ATK-2C ATK-2HS について 池村俊彦
30年来楽しみにしていた6月8日の金星の日面通過が、終日雨で、全く見られず、落ち込んでいました。
オランダのラルフ・バンディバがATK-2Cで天王星 の興味深い画像報告を多く送ってくるのを見て、自分を奮い立たせるため、
思い切って、焼け買いしました。 カラー白黒、1コづつ2個を買うことにしました。
ネットで見つけたアメリカの代理店で、販売価格は1個499ドルと表示してありました。輸入代行サービスを利用して発注し、
約2週間で届けられました。
ATK-2C と ATK-2HS
CCDは ICX-424AQ ICX-424AL 両方ともピクセルサイズは7.4uM
このカメラはToUcam2型に手作業で改造を加えて長時間露出を可能にしたものです。
840Kの基盤にICを2個追加したため、発熱を懸念してファンをつけたと思われますが、常温を保つ程度のもので、氷点下までの
冷却ではありません。撮影レンズや赤外線カットフィルターは付いていません。 CCDチップの表面保護ガラスが直接見える状態
になっています。
Tマウント(42mmピッチ0.75)メスネジに、31.7mmのアダプターが付いていて、接眼部に差し込めば、すぐに使える状態になって
います。黒の4mのシールド8芯ケーブルがついて、先端にUSBとシリアル25ピンコネクタが付いています。

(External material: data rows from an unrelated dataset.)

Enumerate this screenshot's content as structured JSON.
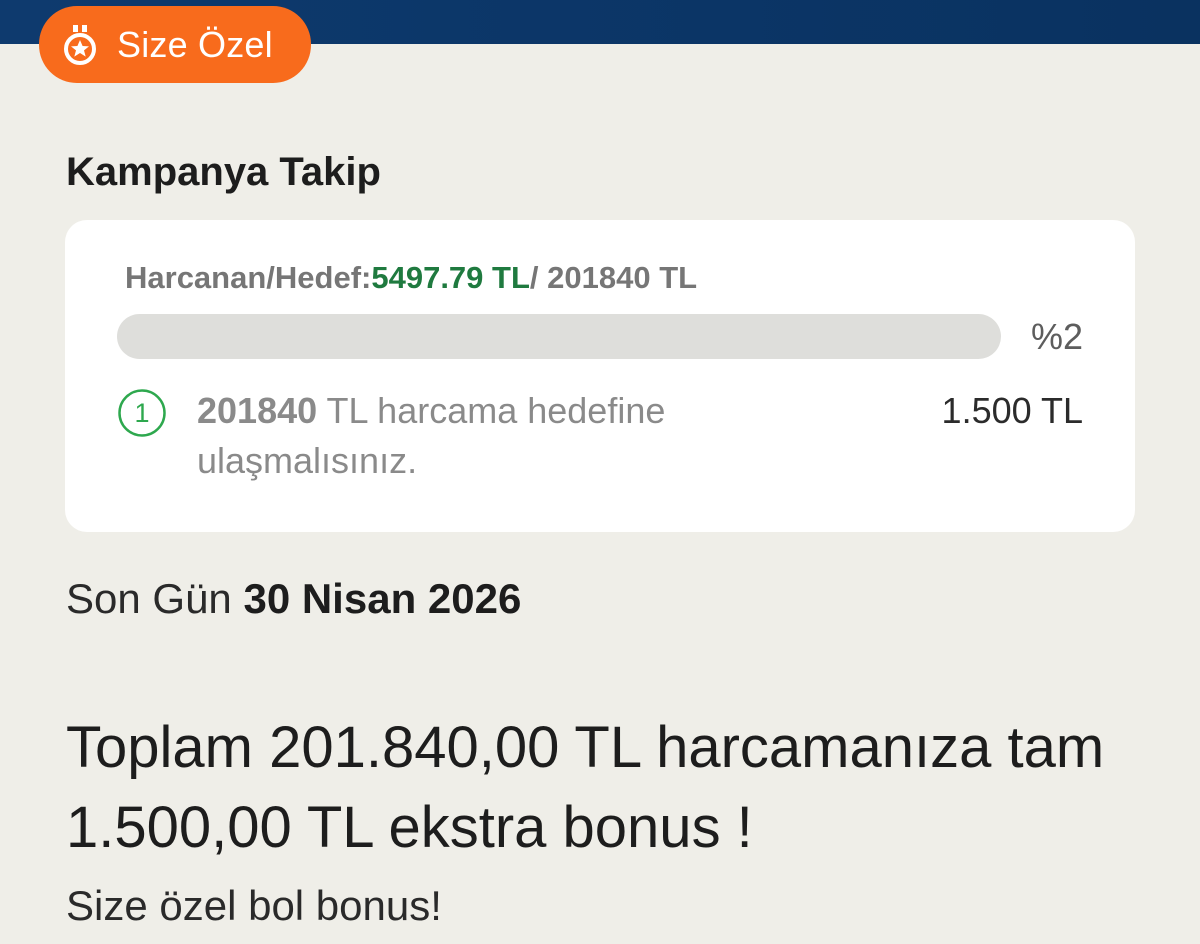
{
  "badge": {
    "label": "Size Özel",
    "icon": "medal-star-icon"
  },
  "section": {
    "title": "Kampanya Takip"
  },
  "card": {
    "spent_prefix": "Harcanan/Hedef:",
    "spent_value": "5497.79 TL",
    "target_suffix": "/ 201840 TL",
    "progress_fraction": 0.02,
    "percent_label": "%2",
    "step": {
      "number": "1",
      "target_value": "201840",
      "text_rest": " TL harcama hedefine ulaşmalısınız.",
      "reward": "1.500 TL"
    }
  },
  "deadline": {
    "label": "Son Gün ",
    "date": "30 Nisan 2026"
  },
  "promo": {
    "headline": "Toplam 201.840,00 TL harcamanıza tam 1.500,00 TL ekstra bonus !",
    "subline": "Size özel bol bonus!"
  },
  "colors": {
    "accent_orange": "#f86b1c",
    "success_green": "#1f7a3f",
    "step_green": "#2ea84e",
    "header_blue": "#0b3566",
    "background": "#efeee8"
  }
}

1コマの露出は0.5秒以上、たぶん1000秒でもできると思いますが、1コマ0.5秒以上の露出の場合はシリアル接続が必要です。
0.2秒以下の露出の場合はシリアル接続は不要で、ToUcamのVrecord がそのまま使えます。
夜間の撮影では黒いケーブルは見にくく、4mと長いので、誤って引っ掛ける恐れがあります。
直焦点と拡大撮影をするために、Tマウントで接続できる2種類のアダプターを自作しました。

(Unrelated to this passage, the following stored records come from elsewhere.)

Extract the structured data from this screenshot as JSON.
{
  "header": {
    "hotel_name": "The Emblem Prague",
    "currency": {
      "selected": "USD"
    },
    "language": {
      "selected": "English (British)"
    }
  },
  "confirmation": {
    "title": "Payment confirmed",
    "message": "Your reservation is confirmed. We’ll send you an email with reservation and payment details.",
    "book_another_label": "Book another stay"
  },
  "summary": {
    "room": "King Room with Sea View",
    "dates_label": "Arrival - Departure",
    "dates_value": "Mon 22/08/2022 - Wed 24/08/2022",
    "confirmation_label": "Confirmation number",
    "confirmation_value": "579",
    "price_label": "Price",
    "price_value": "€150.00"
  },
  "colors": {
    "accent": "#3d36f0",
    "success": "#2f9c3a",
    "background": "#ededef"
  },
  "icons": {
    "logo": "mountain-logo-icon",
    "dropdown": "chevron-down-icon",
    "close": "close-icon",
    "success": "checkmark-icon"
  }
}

9月10日頃に届いてから、ずっと天候が悪く、隣地の夜のくさむらを撮影して調整、練習をしました。
ピクセルサイズが7.4ミクロンと大きいので、レデューサをつけたのと同じ効果になり、ToUcamとの公平な感度比較は難しいですが、
M57を31cmF5直焦点で、撮影したところ、
ToUcam 1/5露出では全く見えなかったので撮影すらできなかった。
ATK-2Cカラー 1/5露出では存在がわかり、なんとか撮影できた
ATK-2HS 白黒 1/5露出ではリング状に見え中心星が1コ写った
ATK-2HS 白黒 4秒露出120コマで、かなり立派に写り、中心星が2コ写った
(これはATK-2HS 4秒露出120コマを撮影し、ホットピクセル除去、市松模様対策をした後、レジスタックスでコンポジットしたもの)
天王星
ToUcam 5fpsでは小さくて写しにくく、満足に撮影できたことは一度もなかった。
ATK-2Cカラー ToUcamより明らかに感度が高く大きく撮影でき、まあ、満足な画像を得られた。
(ATK-2HSでは撮影しなかった)
金星の紫外線撮影ではToUcamと同じレンズ、フィルターを使用して撮影した。
ToUcamでは露出1/10がやっとで、ほとんど1/5で撮影した。
ATK-2HSでは1/30でもゆとりで撮影することができた。
これらのことから、ATK-2CカラーはToUcamより感度が2倍ほど高くATK-2HSはさらに2倍感度が高いと思われる。
ただし、
ATK-2C ATK-2HSともゲインをあげて長時間露出をするとホットピクセルが25から40も現れる。これを消す方法が必要であること。
(ATK-2C でキャップを閉めて、ゲインをあげて撮影したもの ホットピクセルがいっぱい)
ATK-2HSの白黒は画像処理においてカメラ内部で一部カラー処理の部分があるようで、赤、青ピクセル相当のピクセルがやや明るくなり、
拡大すると市松模様になっていることがある。
これらの不具合を補正する処理など、完全にフォローすればということです。
実はメタンバンドで木星を撮影したいと思って購入したのですが、注文したフィルターは受注生産でまだ入手できていません。
これで木星のメタンバンド像が撮影できるのか、実際に撮影してみないと、わかりません。
奥田さんによるとメタンバンド撮影は4秒〜10秒以上の露出が必要とのこと。
シリアル接続で撮影する必要があり、シリアルポートが付いているノートパソコンを、また、買わなくちゃならない。